So what can you, as a business seeking to create a deeper and more meaningful engagement with your customers, do? Here are a few starting points:

1)      Consider your customer management discipline. Take a look at your channel management processes. At the most basic level, I bet the opportunity exists to simply integrate all direct sales channel data (POS, ecommerce, wine clubs, call centers, etc.).

2)      Review the data that you are actively or have potential to capture. Think ahead to the questions you’d like to ask about your customers. Does the data captured in your system/s allow you to find that answer? If not, how can you adapt your processes or systems to allow you to capture that information? Do you know what percent of your database is “actionable”? Meaning, is the data complete enough to use? For more information on keeping your data clean, see How Clean is Your Data.

3)      Monitor your data capture processes. Are staff members aware of the need or benefit to capturing complete information? Are they actively asking customers for complete information? Are they entering the data into the system/s on a timely basis? Monitor your customer information capture rates. At the most basic level, define what percent of your customers are joining your mailing list after visiting the tasting room and work with your team to increase that percentage!

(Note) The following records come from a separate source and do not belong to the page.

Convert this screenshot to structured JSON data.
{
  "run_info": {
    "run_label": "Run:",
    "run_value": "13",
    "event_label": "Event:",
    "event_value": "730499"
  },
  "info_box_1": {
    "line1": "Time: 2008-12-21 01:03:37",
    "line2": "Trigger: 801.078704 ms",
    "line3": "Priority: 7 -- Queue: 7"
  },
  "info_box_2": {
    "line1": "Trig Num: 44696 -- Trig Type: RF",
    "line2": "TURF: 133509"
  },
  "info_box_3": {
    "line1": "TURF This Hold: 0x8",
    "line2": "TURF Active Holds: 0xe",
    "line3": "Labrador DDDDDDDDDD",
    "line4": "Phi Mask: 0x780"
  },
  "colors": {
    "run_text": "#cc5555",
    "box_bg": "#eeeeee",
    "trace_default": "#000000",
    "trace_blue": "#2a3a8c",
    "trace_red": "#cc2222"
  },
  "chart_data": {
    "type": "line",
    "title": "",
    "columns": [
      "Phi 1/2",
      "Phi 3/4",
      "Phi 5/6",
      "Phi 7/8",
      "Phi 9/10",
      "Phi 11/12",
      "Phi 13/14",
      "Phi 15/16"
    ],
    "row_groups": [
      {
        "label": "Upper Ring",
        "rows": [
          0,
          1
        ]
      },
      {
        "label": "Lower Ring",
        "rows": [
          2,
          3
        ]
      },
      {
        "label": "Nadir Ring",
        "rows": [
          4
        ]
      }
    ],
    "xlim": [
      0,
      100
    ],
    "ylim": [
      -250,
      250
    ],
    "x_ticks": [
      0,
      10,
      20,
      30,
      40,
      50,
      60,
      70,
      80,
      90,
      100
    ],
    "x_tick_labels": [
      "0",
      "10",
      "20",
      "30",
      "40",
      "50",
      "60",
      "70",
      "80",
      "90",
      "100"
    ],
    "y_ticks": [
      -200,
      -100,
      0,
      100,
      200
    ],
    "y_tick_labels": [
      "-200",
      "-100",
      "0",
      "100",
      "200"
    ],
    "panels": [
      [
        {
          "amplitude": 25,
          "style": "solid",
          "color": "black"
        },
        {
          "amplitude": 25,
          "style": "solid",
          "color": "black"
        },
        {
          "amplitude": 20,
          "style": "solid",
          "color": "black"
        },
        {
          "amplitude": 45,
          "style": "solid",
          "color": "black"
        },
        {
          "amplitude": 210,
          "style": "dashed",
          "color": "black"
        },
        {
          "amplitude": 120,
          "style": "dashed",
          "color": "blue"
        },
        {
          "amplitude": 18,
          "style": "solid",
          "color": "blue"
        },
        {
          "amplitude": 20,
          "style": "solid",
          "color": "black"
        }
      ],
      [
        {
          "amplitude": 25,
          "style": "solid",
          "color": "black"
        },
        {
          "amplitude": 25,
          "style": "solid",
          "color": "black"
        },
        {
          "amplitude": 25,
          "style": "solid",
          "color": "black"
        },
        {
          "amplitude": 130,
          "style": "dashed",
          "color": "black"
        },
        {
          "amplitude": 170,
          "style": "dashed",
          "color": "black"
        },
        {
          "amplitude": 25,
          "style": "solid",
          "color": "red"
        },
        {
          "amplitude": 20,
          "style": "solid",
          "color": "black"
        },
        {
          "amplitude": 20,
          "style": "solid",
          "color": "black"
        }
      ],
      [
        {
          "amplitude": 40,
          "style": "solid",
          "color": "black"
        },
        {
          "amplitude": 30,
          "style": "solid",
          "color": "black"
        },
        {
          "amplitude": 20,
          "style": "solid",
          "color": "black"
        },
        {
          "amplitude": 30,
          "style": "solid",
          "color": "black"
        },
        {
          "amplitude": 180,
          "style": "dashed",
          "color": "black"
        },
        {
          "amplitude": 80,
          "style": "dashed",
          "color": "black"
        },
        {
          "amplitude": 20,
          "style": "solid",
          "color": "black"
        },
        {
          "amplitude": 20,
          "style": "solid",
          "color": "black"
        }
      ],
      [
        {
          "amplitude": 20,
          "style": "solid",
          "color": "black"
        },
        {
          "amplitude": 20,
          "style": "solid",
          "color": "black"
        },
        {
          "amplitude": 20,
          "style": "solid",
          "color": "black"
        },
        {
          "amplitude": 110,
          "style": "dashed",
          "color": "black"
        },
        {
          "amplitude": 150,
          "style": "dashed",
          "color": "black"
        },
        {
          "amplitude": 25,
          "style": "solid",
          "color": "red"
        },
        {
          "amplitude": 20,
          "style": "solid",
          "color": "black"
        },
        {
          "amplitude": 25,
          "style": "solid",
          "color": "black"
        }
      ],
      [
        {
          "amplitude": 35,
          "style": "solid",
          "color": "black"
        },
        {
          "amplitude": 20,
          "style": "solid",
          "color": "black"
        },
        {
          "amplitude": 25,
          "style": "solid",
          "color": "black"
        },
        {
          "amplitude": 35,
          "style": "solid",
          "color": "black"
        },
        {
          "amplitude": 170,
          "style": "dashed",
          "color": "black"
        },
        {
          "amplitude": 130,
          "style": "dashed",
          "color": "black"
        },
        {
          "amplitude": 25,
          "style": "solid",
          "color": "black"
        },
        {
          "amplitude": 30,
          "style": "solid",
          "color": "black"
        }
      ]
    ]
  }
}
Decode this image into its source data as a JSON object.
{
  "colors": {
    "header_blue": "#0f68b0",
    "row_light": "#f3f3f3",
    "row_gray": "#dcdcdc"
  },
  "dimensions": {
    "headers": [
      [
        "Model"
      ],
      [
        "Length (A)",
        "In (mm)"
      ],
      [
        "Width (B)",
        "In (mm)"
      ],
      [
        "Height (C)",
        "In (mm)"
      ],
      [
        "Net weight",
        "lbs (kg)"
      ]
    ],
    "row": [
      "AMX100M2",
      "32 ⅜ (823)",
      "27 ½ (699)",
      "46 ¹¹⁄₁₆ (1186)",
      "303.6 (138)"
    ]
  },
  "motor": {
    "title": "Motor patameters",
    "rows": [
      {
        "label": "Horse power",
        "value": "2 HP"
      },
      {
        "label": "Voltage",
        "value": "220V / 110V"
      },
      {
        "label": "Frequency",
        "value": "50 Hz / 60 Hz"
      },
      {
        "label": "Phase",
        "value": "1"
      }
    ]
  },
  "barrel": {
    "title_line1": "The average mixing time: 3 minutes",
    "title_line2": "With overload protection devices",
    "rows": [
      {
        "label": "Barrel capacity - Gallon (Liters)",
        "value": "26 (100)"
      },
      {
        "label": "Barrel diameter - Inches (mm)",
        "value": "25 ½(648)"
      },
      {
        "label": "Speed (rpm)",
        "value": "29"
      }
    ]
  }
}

4)      From a customer perspective – are you still mass marketing to both aquire and retain your customers? Try a few segmentations based on whatever parameters you currently have access to.  Monitor how they respond. Segment. Test. Apply. Repeat.

5)      How about your truly loyal customers. Do you know who they are? How much they spend per year? How much you might spend annually to retain them – or keep them interested and purchasing? How frequently they buy? What they buy?

6)      And what about those customers in the second tier – what does their profile look like compared to your top tier? Are you spending more or less to retain this segment? What can you learn about your top tier of customers to inform strategies to move the second tier up?

For CRM to be truly effective, an organization must understand not only how CRM can benefit it, but also how its discipline must be adopted and championed throughout – not just within a marketing or technology department.